For Mariners fans, the beginning of the winter meetings was all about Mitch Haniger‘s trade rumors. Now, not even a week later, we are all focused on a different player.
Of course, the focus of Mariners fandom has shifted from Mitch Haniger’s trade rumors to the revelation that teams are interested in Kyle Seager, something that was previously considered ridiculous. But in the rush to overanalyze a simple rumor, many have cruised past the logical stopping point.
The simple truth is that trading Kyle Seager is not something Seattle has to do. We aren’t even close to that point and we probably will never get there. You see, so many fans believe that trading Seager’s contract will somehow lead to the team spending more money down the road. But there is no evidence this is the case.
The Mariner’s current 40-man payroll figure hovers around $100 million, including the portions of salaries they are covering from trade assets like Jay Bruce and Robinson Cano. In 2018, the last year they tried to compete for a playoff spot, the payroll exceeded $170 million.

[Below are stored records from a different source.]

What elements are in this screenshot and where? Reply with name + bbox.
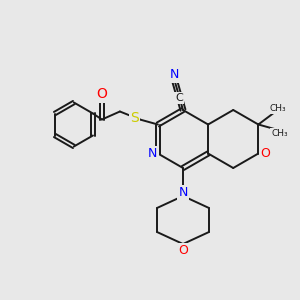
Text: N: N: [178, 185, 188, 199]
Text: CH₃: CH₃: [271, 129, 288, 138]
Text: O: O: [260, 147, 270, 160]
Text: C: C: [175, 93, 183, 103]
Text: CH₃: CH₃: [269, 104, 286, 113]
Text: N: N: [169, 68, 179, 82]
Text: O: O: [178, 244, 188, 256]
Text: S: S: [130, 112, 139, 125]
Text: N: N: [148, 147, 158, 160]
Text: O: O: [96, 88, 107, 101]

This figure, $170 million, is probably a good expectation for the Mariners to have when they decide they are ready to make their playoff run. But for now, it is all about playing young guys and those guys come cheap (at least to the payroll). Simply put, Seattle’s payroll doesn’t need to be relieved. It is in great shape, both in 2020 and beyond.

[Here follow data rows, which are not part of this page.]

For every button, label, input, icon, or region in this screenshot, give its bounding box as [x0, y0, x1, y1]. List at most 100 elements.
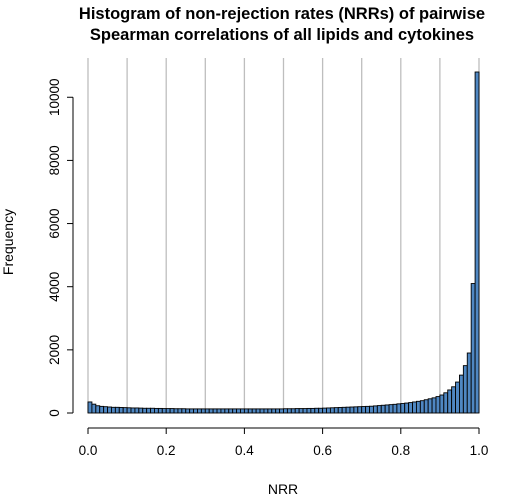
histogram-bar — [130, 407, 136, 414]
histogram-bar — [220, 408, 226, 414]
histogram-bar — [466, 352, 472, 414]
histogram-bar — [240, 408, 245, 414]
histogram-bar — [95, 405, 101, 414]
histogram-bar — [337, 407, 343, 414]
histogram-bar — [177, 408, 183, 414]
histogram-bar — [118, 407, 124, 414]
histogram-bar — [396, 403, 402, 414]
histogram-bar — [243, 408, 249, 414]
y-axis: 0 2000 4000 6000 8000 10000 — [47, 78, 74, 417]
x-tick-label: 0.6 — [313, 443, 332, 458]
histogram-bar — [279, 408, 284, 414]
histogram-bar — [154, 407, 159, 414]
histogram-bar — [142, 407, 148, 414]
y-tick-label: 8000 — [47, 145, 62, 175]
histogram-bar — [365, 405, 370, 414]
x-tick-label: 0.0 — [79, 443, 98, 458]
histogram-bar — [415, 400, 421, 414]
histogram-bar — [200, 408, 206, 414]
histogram-bar — [459, 374, 464, 414]
histogram-bar — [384, 404, 390, 414]
histogram-bar — [224, 408, 230, 414]
histogram-bar — [103, 406, 108, 414]
histogram-bar — [255, 408, 261, 414]
histogram-bar — [419, 400, 425, 414]
x-tick-label: 1.0 — [470, 443, 489, 458]
histogram-bar — [318, 407, 324, 414]
histogram-bar — [263, 408, 269, 414]
histogram-bar — [204, 408, 210, 414]
histogram-bars — [87, 71, 480, 414]
histogram-bar — [423, 399, 429, 414]
histogram-bar — [91, 403, 97, 414]
histogram-bar — [283, 408, 288, 414]
histogram-bar — [380, 404, 386, 414]
histogram-bar — [247, 408, 253, 414]
histogram-bar — [333, 407, 339, 414]
histogram-bar — [341, 406, 347, 414]
histogram-bar — [455, 381, 460, 414]
histogram-bar — [259, 408, 265, 414]
histogram-bar — [326, 407, 331, 414]
histogram-bar — [161, 408, 167, 414]
histogram-bar — [212, 408, 218, 414]
histogram-bar — [302, 408, 308, 414]
histogram-bar — [361, 406, 367, 414]
histogram-bar — [372, 405, 378, 414]
histogram-bar — [392, 403, 398, 414]
histogram-bar — [251, 408, 257, 414]
histogram-bar — [369, 405, 374, 414]
histogram-bar — [173, 408, 179, 414]
x-axis: 0.0 0.2 0.4 0.6 0.8 1.0 — [79, 427, 489, 458]
histogram-bar — [114, 406, 120, 414]
histogram-bar — [111, 406, 116, 414]
chart-title-line-1: Histogram of non-rejection rates (NRRs) … — [79, 5, 485, 23]
histogram-bar — [345, 406, 351, 414]
histogram-bar — [306, 407, 312, 414]
x-tick-label: 0.2 — [157, 443, 176, 458]
histogram-bar — [107, 406, 112, 414]
histogram-bar — [408, 402, 413, 414]
y-tick-label: 10000 — [47, 78, 62, 116]
histogram-bar — [122, 407, 128, 414]
histogram-bar — [388, 404, 394, 414]
y-axis-label: Frequency — [0, 209, 16, 275]
histogram-bar — [146, 407, 152, 414]
histogram-bar — [99, 405, 105, 414]
y-tick-label: 6000 — [47, 209, 62, 239]
y-tick-label: 2000 — [47, 335, 62, 365]
histogram-bar — [376, 405, 382, 414]
chart-title-line-2: Spearman correlations of all lipids and … — [90, 26, 474, 44]
histogram-bar — [400, 403, 406, 414]
histogram-bar — [427, 398, 433, 414]
histogram-bar — [267, 408, 273, 414]
histogram-bar — [181, 408, 187, 414]
y-tick-label: 0 — [47, 409, 62, 417]
x-tick-label: 0.4 — [235, 443, 254, 458]
histogram-bar — [412, 401, 417, 414]
histogram-bar — [232, 408, 238, 414]
histogram-bar — [447, 389, 453, 414]
histogram-bar — [349, 406, 355, 414]
histogram-bar — [228, 408, 234, 414]
histogram-bar — [353, 406, 359, 414]
gridlines — [87, 58, 480, 413]
histogram-bar — [271, 408, 277, 414]
x-axis-label: NRR — [268, 481, 298, 497]
histogram-bar — [216, 408, 222, 414]
histogram-bar — [298, 408, 304, 414]
histogram-bar — [138, 407, 144, 414]
histogram-bar — [404, 402, 410, 414]
histogram-bar — [197, 408, 202, 414]
histogram-bar — [286, 408, 292, 414]
histogram-bar — [185, 408, 191, 414]
histogram-bar — [329, 407, 335, 414]
histogram-bar — [431, 397, 437, 414]
histogram-bar — [451, 386, 456, 414]
histogram-bar — [435, 396, 441, 414]
y-tick-label: 4000 — [47, 272, 62, 302]
histogram-bar — [193, 408, 198, 414]
histogram-bar — [189, 408, 195, 414]
histogram-bar — [290, 408, 296, 414]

And let’s be honest, no team is going to take on all of Kyle Seager’s salary, meaning the Mariners will need to eat money to facilitate a trade. Why should the Mariners spend money to get rid of a player who, A. isn’t blocking anybody’s playing time in 2020 and b, Could see his trade value significantly increase by July?
Demanding Jerry Dipoto trade Seager doesn’t accomplish anything of value. The return for Seager is likely minimal and would require serious money being sent to get no value in return. If Seager was blocking promising young talent like Jay Bruce was, we could have this discussion. But the next everyday Mariners’ third baseman likely hasn’t even played in full-season ball.

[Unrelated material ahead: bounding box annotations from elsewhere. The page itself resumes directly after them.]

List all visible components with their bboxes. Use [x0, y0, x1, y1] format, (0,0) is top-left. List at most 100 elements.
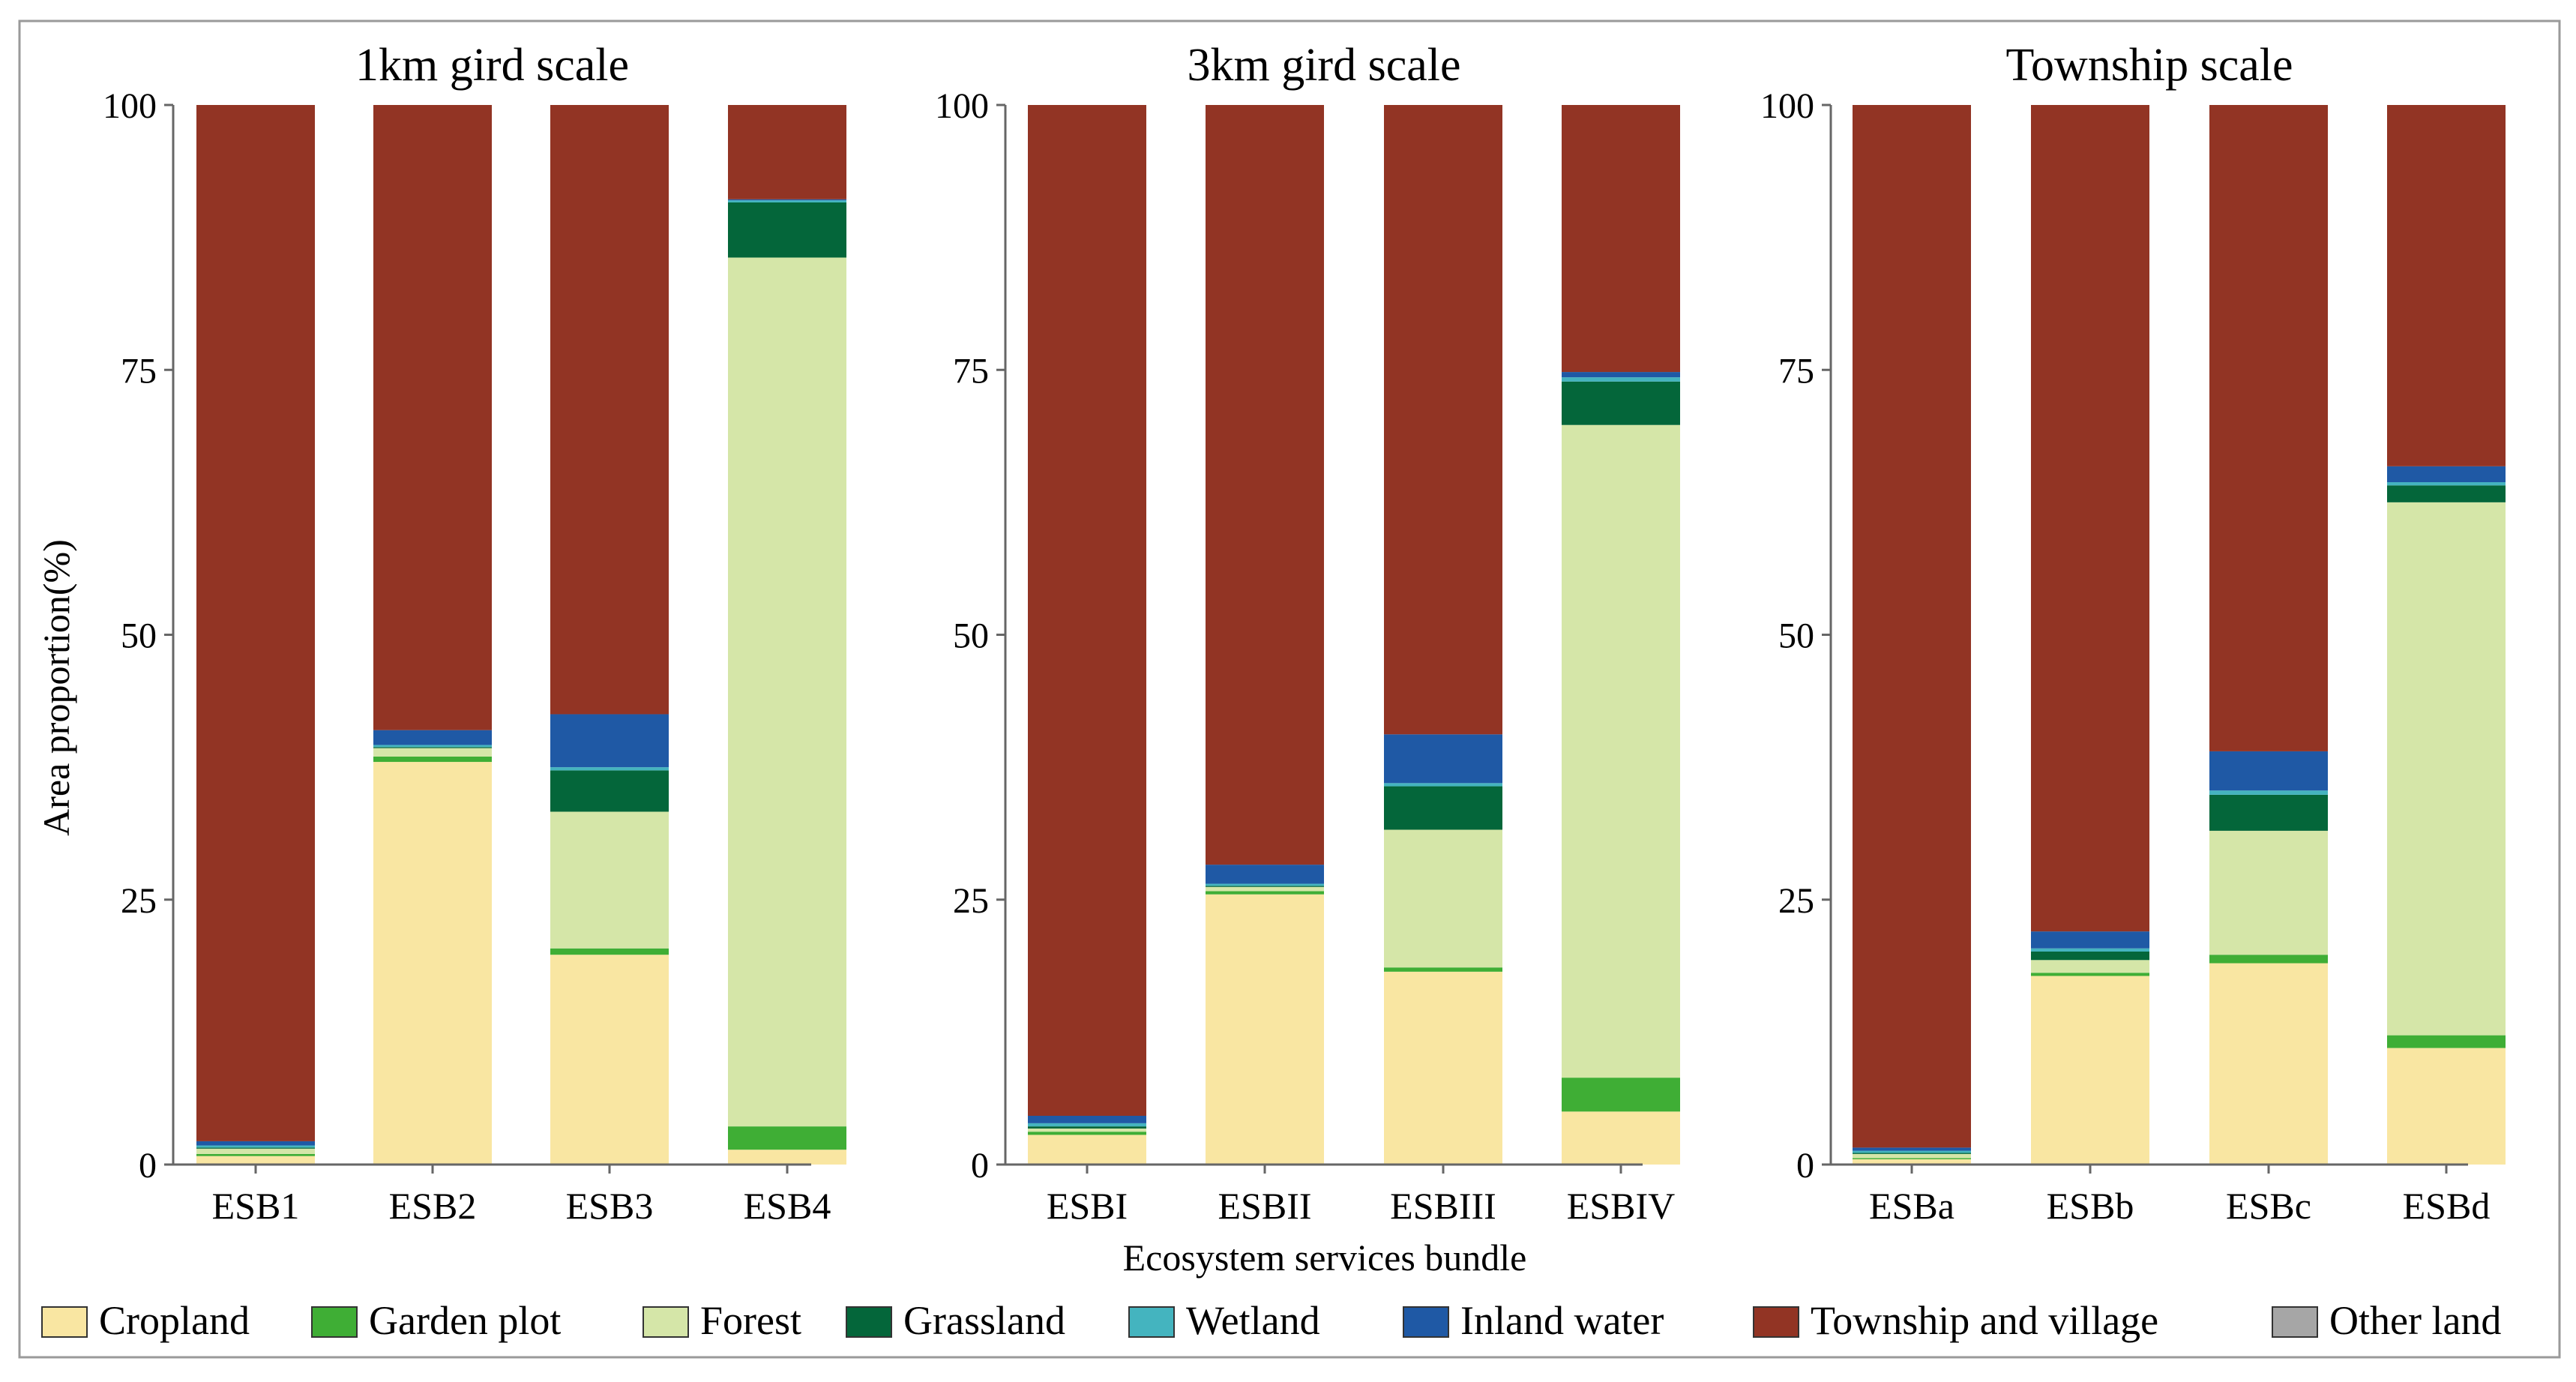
- bar-segment-ESB1-forest: [196, 1148, 315, 1154]
- y-tick-label: 75: [953, 351, 989, 391]
- bar-segment-ESB3-garden-plot: [550, 948, 669, 955]
- bar-segment-ESB3-forest: [550, 811, 669, 949]
- y-tick-label: 50: [953, 616, 989, 656]
- bar-segment-ESBc-grassland: [2209, 794, 2328, 831]
- bar-segment-ESBd-grassland: [2387, 485, 2506, 502]
- legend-label: Wetland: [1186, 1298, 1320, 1343]
- legend-label: Other land: [2329, 1298, 2501, 1343]
- bar-segment-ESB2-forest: [373, 748, 492, 757]
- bar-segment-ESBIV-inland-water: [1562, 372, 1680, 378]
- bar-segment-ESB3-grassland: [550, 770, 669, 812]
- bar-segment-ESB2-inland-water: [373, 730, 492, 745]
- legend-item-forest: Forest: [643, 1298, 801, 1343]
- bar-segment-ESBIII-forest: [1384, 829, 1502, 968]
- legend-item-township-and-village: Township and village: [1753, 1298, 2158, 1343]
- bar-segment-ESBIV-garden-plot: [1562, 1078, 1680, 1112]
- y-tick-label: 50: [121, 616, 157, 656]
- bar-segment-ESB1-cropland: [196, 1156, 315, 1165]
- bar-segment-ESB2-township-and-village: [373, 105, 492, 730]
- bar-segment-ESBII-cropland: [1206, 894, 1324, 1165]
- bar-segment-ESB3-wetland: [550, 767, 669, 771]
- bar-segment-ESBb-cropland: [2031, 976, 2149, 1165]
- legend-label: Township and village: [1811, 1298, 2158, 1343]
- bar-segment-ESB4-township-and-village: [728, 105, 846, 199]
- bar-segment-ESBd-forest: [2387, 502, 2506, 1036]
- bar-segment-ESBb-grassland: [2031, 951, 2149, 961]
- legend-item-other-land: Other land: [2272, 1298, 2501, 1343]
- bar-segment-ESB2-cropland: [373, 762, 492, 1165]
- x-tick-label: ESBc: [2226, 1185, 2311, 1227]
- bar-segment-ESBb-forest: [2031, 960, 2149, 973]
- bar-segment-ESBIII-grassland: [1384, 786, 1502, 830]
- legend-swatch: [1403, 1306, 1449, 1338]
- legend-item-garden-plot: Garden plot: [311, 1298, 561, 1343]
- bar-segment-ESBc-garden-plot: [2209, 955, 2328, 964]
- legend-item-grassland: Grassland: [846, 1298, 1065, 1343]
- x-tick-label: ESBI: [1047, 1185, 1128, 1227]
- bar-segment-ESBIV-grassland: [1562, 381, 1680, 425]
- x-tick-label: ESB1: [212, 1185, 300, 1227]
- x-tick-label: ESBa: [1869, 1185, 1954, 1227]
- bar-segment-ESB2-grassland: [373, 747, 492, 748]
- y-tick-label: 25: [121, 881, 157, 921]
- bar-segment-ESB3-inland-water: [550, 714, 669, 768]
- legend-swatch: [1753, 1306, 1799, 1338]
- bar-segment-ESBI-wetland: [1028, 1123, 1146, 1127]
- bar-segment-ESBc-township-and-village: [2209, 105, 2328, 751]
- bar-segment-ESBIII-garden-plot: [1384, 967, 1502, 972]
- panel-2: 0 25 50 75 100 ESBI ESBII ESBIII ESBIV 3km gird s…: [935, 40, 1680, 1227]
- bar-segment-ESBd-cropland: [2387, 1048, 2506, 1165]
- bar-segment-ESBc-inland-water: [2209, 751, 2328, 791]
- panel-title: 1km gird scale: [355, 40, 629, 91]
- x-axis-label: Ecosystem services bundle: [1123, 1237, 1527, 1279]
- bar-segment-ESBI-cropland: [1028, 1135, 1146, 1165]
- y-tick-label: 25: [953, 881, 989, 921]
- bar-segment-ESBa-township-and-village: [1853, 105, 1971, 1148]
- y-tick-label: 75: [1778, 351, 1814, 391]
- x-tick-label: ESBd: [2403, 1185, 2491, 1227]
- legend-swatch: [2272, 1306, 2318, 1338]
- y-axis-label: Area proportion(%): [35, 539, 77, 836]
- bar-segment-ESBa-wetland: [1853, 1150, 1971, 1153]
- bar-segment-ESBd-township-and-village: [2387, 105, 2506, 466]
- bar-segment-ESB2-garden-plot: [373, 756, 492, 763]
- bar-segment-ESB4-inland-water: [728, 199, 846, 201]
- bar-segment-ESBI-inland-water: [1028, 1116, 1146, 1123]
- bar-segment-ESB3-cropland: [550, 955, 669, 1165]
- bar-segment-ESBIII-wetland: [1384, 783, 1502, 787]
- bar-segment-ESBd-inland-water: [2387, 466, 2506, 483]
- bar-segment-ESBa-cropland: [1853, 1159, 1971, 1165]
- legend-label: Grassland: [903, 1298, 1065, 1343]
- x-tick-label: ESBIII: [1390, 1185, 1496, 1227]
- legend-item-inland-water: Inland water: [1403, 1298, 1664, 1343]
- panel-3: 0 25 50 75 100 ESBa ESBb ESBc ESBd Township scale: [1760, 40, 2506, 1227]
- x-tick-label: ESBIV: [1567, 1185, 1675, 1227]
- y-tick-label: 25: [1778, 881, 1814, 921]
- y-tick-label: 100: [1760, 86, 1814, 126]
- bar-segment-ESBIII-inland-water: [1384, 734, 1502, 784]
- legend-label: Forest: [700, 1298, 801, 1343]
- y-tick-label: 50: [1778, 616, 1814, 656]
- bar-segment-ESBb-inland-water: [2031, 931, 2149, 949]
- bar-segment-ESBIV-cropland: [1562, 1111, 1680, 1165]
- legend-item-wetland: Wetland: [1128, 1298, 1320, 1343]
- bar-segment-ESBII-wetland: [1206, 883, 1324, 886]
- bar-segment-ESB1-wetland: [196, 1145, 315, 1148]
- bar-segment-ESBII-inland-water: [1206, 865, 1324, 884]
- y-tick-label: 0: [1796, 1146, 1814, 1186]
- bar-segment-ESBa-forest: [1853, 1153, 1971, 1159]
- y-tick-label: 0: [971, 1146, 989, 1186]
- bar-segment-ESBII-township-and-village: [1206, 105, 1324, 865]
- bar-segment-ESB4-forest: [728, 257, 846, 1127]
- legend-label: Inland water: [1460, 1298, 1664, 1343]
- legend-item-cropland: Cropland: [41, 1298, 250, 1343]
- legend-swatch: [846, 1306, 892, 1338]
- chart-panels: 0 25 50 75 100 ESB1 ESB2 ESB3 ESB4 1km gird scale…: [103, 40, 2506, 1227]
- bar-segment-ESBIV-forest: [1562, 424, 1680, 1078]
- bar-segment-ESBc-forest: [2209, 830, 2328, 955]
- bar-segment-ESB1-township-and-village: [196, 105, 315, 1141]
- x-tick-label: ESB4: [744, 1185, 831, 1227]
- bar-segment-ESBIII-cropland: [1384, 971, 1502, 1165]
- bar-segment-ESBd-garden-plot: [2387, 1035, 2506, 1048]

Now, you should certainly listen to all inquiries on Seager and any player for that matter, because you never know what could pop. But treating Seager as a must-do salary dump is simply moronic. There is no value in a Zack Cozart style deal and as such, shouldn’t even be considered.
Trade rumors are fun and we will certainly continue to examine the market and rumors surrounding Seager. But any deal that starts with the idea that the Mariners are just trying to dump Seager’s salary should be an automatic no-go for Jerry Dipoto and his crew.